Spring Pond Cleaning Hints
Cleaning your garden pond may seem like a daunting task, but with the right equipment and the patience to wait for the pond to drain and refill, it can be a simple job. Depending on the number, size and/or type of fish there happen to be living in the pond, the cleaning may need to be done twice annually, though normally a single autumn cleaning is sufficient. If the pond contains primarily koi, the pond may require a cleaning every few months - but that's another subject. This topic is annual cleaning, which is a bit more involved than a simple water change but which nonetheless is likely to take no longer than a day to do...normally just an afternoon for all but the largest ponds.
- A pump sufficient to empty the pond relatively quickly - along with enough tubing. Often a pump used for a waterfall or biological filter will do, though some of the plumbing may need to be temporarily re-routed.
- A net with which to catch fish and/or scavengers.
- A watertight container large enough to hold the fish and/or scavengers from the pond. In many cases a whiskey barrel or clean trash can will work well.
- Netting to place over the temporary container so that the fish can't jump out.
- A wet-dry vacuum for removing the debris from the pond bottom.
- A nylon bristle scrub brush for removing any stubborn algae buildup on the liner and/or rocks.
- A pressure washer (optional) also for removing stubborn algae buildup.
- A bucket
- A measuring spoon
- An Air Pump, Air Stone, Tubing, and Clamps or a Submersible Pump for temporary aeration.
- A Thermometer.
- A nylon broom and plastic dustpan
- A Dechlorinator (if using municipal water supply).
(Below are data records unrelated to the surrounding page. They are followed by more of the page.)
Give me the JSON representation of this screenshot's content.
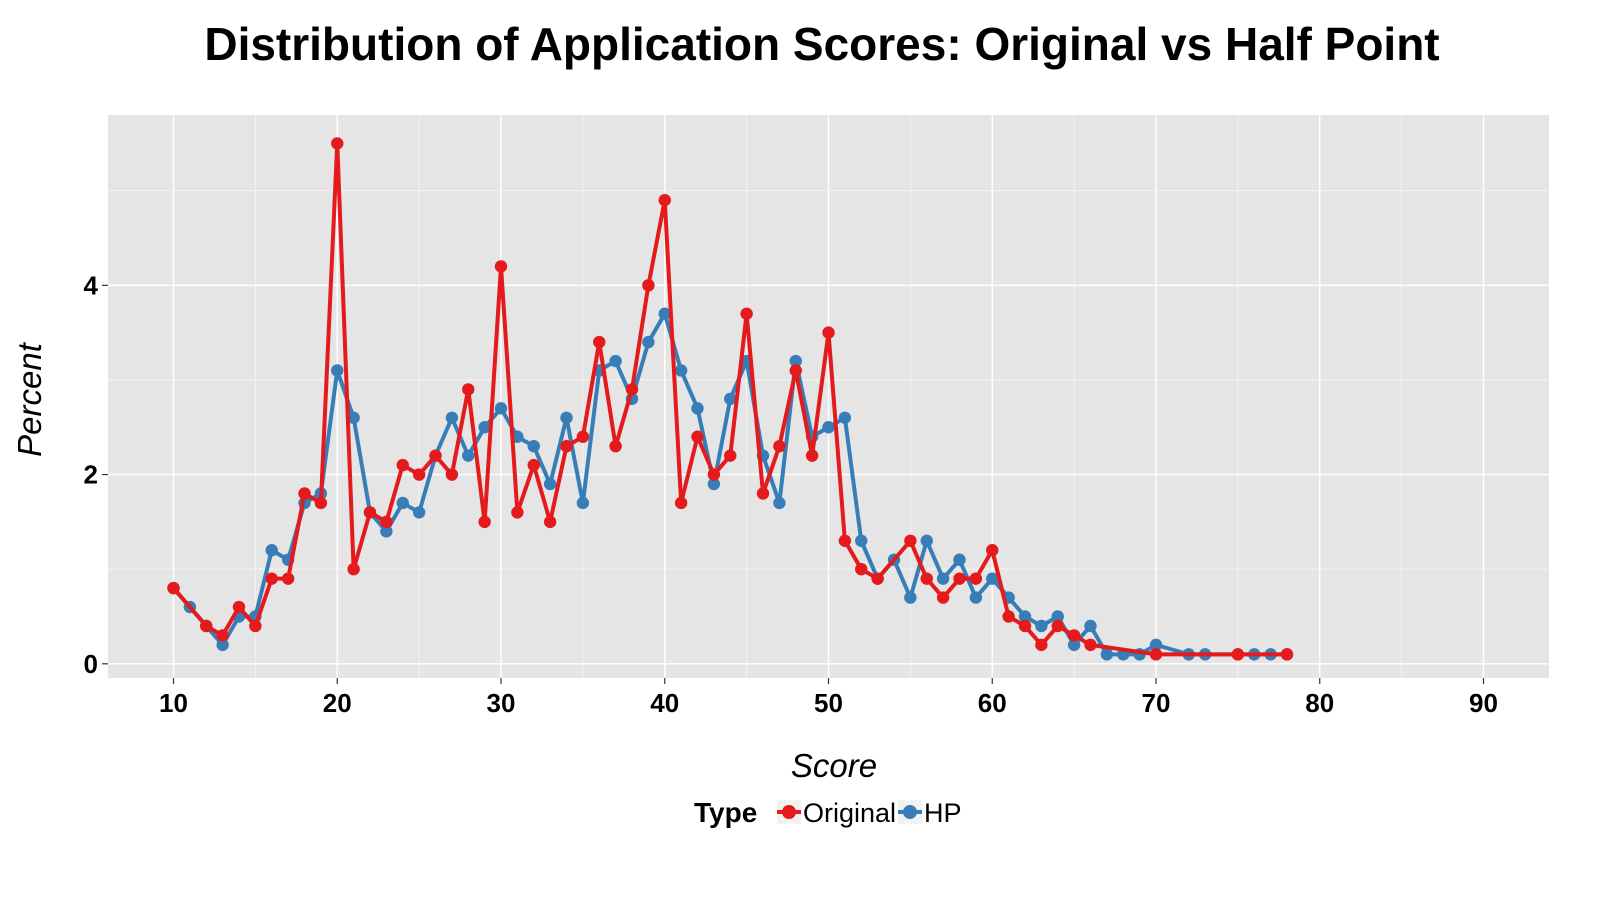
{
  "chart_data": {
    "type": "line",
    "title": "Distribution of Application Scores: Original vs Half Point",
    "xlabel": "Score",
    "ylabel": "Percent",
    "xlim": [
      6,
      94
    ],
    "ylim": [
      -0.15,
      5.8
    ],
    "xticks": [
      10,
      20,
      30,
      40,
      50,
      60,
      70,
      80,
      90
    ],
    "yticks": [
      0,
      2,
      4
    ],
    "grid": true,
    "legend": {
      "title": "Type",
      "position": "bottom"
    },
    "colors": {
      "panel": "#e5e5e5",
      "grid": "#ffffff"
    },
    "series": [
      {
        "name": "HP",
        "color": "#377eb8",
        "x": [
          10,
          11,
          12,
          13,
          14,
          15,
          16,
          17,
          18,
          19,
          20,
          21,
          22,
          23,
          24,
          25,
          26,
          27,
          28,
          29,
          30,
          31,
          32,
          33,
          34,
          35,
          36,
          37,
          38,
          39,
          40,
          41,
          42,
          43,
          44,
          45,
          46,
          47,
          48,
          49,
          50,
          51,
          52,
          53,
          54,
          55,
          56,
          57,
          58,
          59,
          60,
          61,
          62,
          63,
          64,
          65,
          66,
          67,
          68,
          69,
          70,
          72,
          73,
          75,
          76,
          77,
          78
        ],
        "y": [
          0.8,
          0.6,
          0.4,
          0.2,
          0.5,
          0.5,
          1.2,
          1.1,
          1.7,
          1.8,
          3.1,
          2.6,
          1.6,
          1.4,
          1.7,
          1.6,
          2.2,
          2.6,
          2.2,
          2.5,
          2.7,
          2.4,
          2.3,
          1.9,
          2.6,
          1.7,
          3.1,
          3.2,
          2.8,
          3.4,
          3.7,
          3.1,
          2.7,
          1.9,
          2.8,
          3.2,
          2.2,
          1.7,
          3.2,
          2.4,
          2.5,
          2.6,
          1.3,
          0.9,
          1.1,
          0.7,
          1.3,
          0.9,
          1.1,
          0.7,
          0.9,
          0.7,
          0.5,
          0.4,
          0.5,
          0.2,
          0.4,
          0.1,
          0.1,
          0.1,
          0.2,
          0.1,
          0.1,
          0.1,
          0.1,
          0.1,
          0.1
        ]
      },
      {
        "name": "Original",
        "color": "#e41a1c",
        "x": [
          10,
          12,
          13,
          14,
          15,
          16,
          17,
          18,
          19,
          20,
          21,
          22,
          23,
          24,
          25,
          26,
          27,
          28,
          29,
          30,
          31,
          32,
          33,
          34,
          35,
          36,
          37,
          38,
          39,
          40,
          41,
          42,
          43,
          44,
          45,
          46,
          47,
          48,
          49,
          50,
          51,
          52,
          53,
          55,
          56,
          57,
          58,
          59,
          60,
          61,
          62,
          63,
          64,
          65,
          66,
          70,
          75,
          78
        ],
        "y": [
          0.8,
          0.4,
          0.3,
          0.6,
          0.4,
          0.9,
          0.9,
          1.8,
          1.7,
          5.5,
          1.0,
          1.6,
          1.5,
          2.1,
          2.0,
          2.2,
          2.0,
          2.9,
          1.5,
          4.2,
          1.6,
          2.1,
          1.5,
          2.3,
          2.4,
          3.4,
          2.3,
          2.9,
          4.0,
          4.9,
          1.7,
          2.4,
          2.0,
          2.2,
          3.7,
          1.8,
          2.3,
          3.1,
          2.2,
          3.5,
          1.3,
          1.0,
          0.9,
          1.3,
          0.9,
          0.7,
          0.9,
          0.9,
          1.2,
          0.5,
          0.4,
          0.2,
          0.4,
          0.3,
          0.2,
          0.1,
          0.1,
          0.1
        ]
      }
    ]
  }
}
Well-water users may still want to use Stress Coat and/or Ponsalt to minimize stress on fish.
- Set up the holding tank for the fish and/or scavengers in a well-shaded area. Fill the holding tank using water from the pond. Provide aeration with the air pump or submersible pump.
- Pump the water out of the pond until the water reaches a depth of 6" or so...this will facilitate the removal of plants, fish, and scavengers. Be careful not to flood your neighbor's yard.
- After removing your aquatic plants and placing them in a shady area, cover them with wet newspaper or towels.
- Transfer the fish and scavengers to your holding tank. Add the proper dosage of Ponsalt or Stress Coat to ease stress. Cover the tank with netting.
- Pump the remaining water out of your pond.
- Clean your filters. (See Filter Maintenance in Pond Maintenance).
- Use a nylon scrub brush or power washer to remove stubborn algae from the sides of the pond and/or rocks. Do not completely remove all the beneficial algae from the sides of the pond.
- Remove the sludge and debris from the bottom of the pond using a shop vac or broom and dustpan.
- Rinse the pond and drain it completely.
- Refill the pond.
- Treat the pond with the appropriate amount of dechlorinator and Stress Coat.
- To reintroduce fish, slowly add some of the fresh, treated pond water to the holding tank. The holding tank water temperature should be within 3 degrees of the pond water temperature before reintroducing the fish.
- Release the fish and scavengers into the newly cleaned pond.